"My favorite time to be in our garden is the time before you can even see it. The time between four and five in the morning.

"You cannot see the garden yet; it is still hidden in shadows. It rests in the dark, waiting for the sun and for the day to start.

"I like to be there then — sitting, listening for the symphony that will come, watching for the light that has been promised, waiting for the show to begin. I am astonished and grateful each time to have been plopped down into this little corner of the Eden given again to us all each day.

"Most mornings I do not need the clock to wake me up. I find myself awake well before the alarm, lying in bed in the dark, waiting until a reasonable hour to rise. Reasonable is a relative term, or so I am told by those who cannot believe that I rise that early.

"I remember Pop saying he used to lie in bed in the dark, waiting for the sun to come up so he could get out of bed. Being a high-school student at the time, I thought he was crazy. Now I realize he was only middle-aged, an age I seem to have reached myself sometime ago. Middle-aged strikes me as a relative term; I do not think it likely I will live to be 108.

"There are some good things about being my age and some not-so-good ones. Going out the screen door and down the steps into the garden, I remember that being up in the dark and waiting on the light clearly ranks as one of the good things.

"According to the Ancient Story, 'Let there be light' is all it took to begin to create the first of all places to which anyone ever belonged, the first of all the Edens. This is as close as I am going to get, I think as I start along the path toward the studio.

"I open the double doors, set my coffee cup down, and take a seat facing out into the garden. Then I wait for the symphony to begin and the light to come up and the set to be revealed and the characters to appear on stage.

"The opening notes of each day's symphony are percussion.

"The fountain splashes down into a pool lined with small rocks I hauled home from retreats over the years. Certain rocks call to mind certain places and times. Better yet, they call to mind those who shared those days and moments with me. I think of it as a photo album, except that all of the pictures of these people and these places to which I belonged for a time are kept only in my heart.

"The fountain pings and plops, ringing like a bell. On mornings with a breeze, the ringing mingles with the sound of the wind chimes.

"The next sounds in the symphony come from inside the hedges. The hedges hold the nests of the birds who call our yard home. Chirps and cheeps and whistles and calls fill the air, a whole reed section tuning up for the day's work.

"A mockingbird lives in the maple tree.
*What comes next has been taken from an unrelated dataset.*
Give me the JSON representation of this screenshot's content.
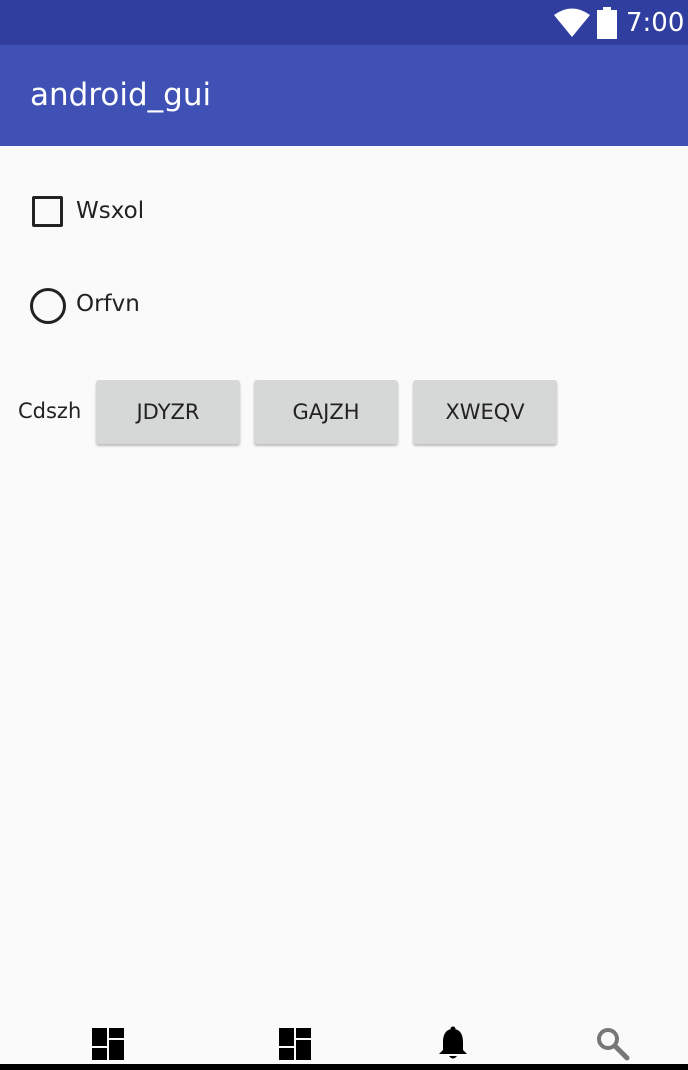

His specialty is to mimic the beep, beep, beep sound the security system makes when I come out the back door. More than once I have been sitting in my studio and heard it and looked up to see who was coming out into the back garden at this hour. This particular mockingbird particularly enjoys mocking me. He also imitates the squeak the screen door makes when I need to oil the hinges, a useful practice that almost makes up for his less-than-respectful general attitude toward me.

"House finches are next, noisy folks who travel in packs and chatter a mile a minute with no regard as to whether the other finches are listening to them at all. A family reunion or an argument or a food fight roars to life every other minute with them. In between their frenetic bursts, you can hear the deep-throated calls of mourning doves as they make their stately strolls across the yard. The wrens who live under the studio roof are usually the last of the birds to join in the song. I do not know if wrens sleep late everywhere, but they do in our yard."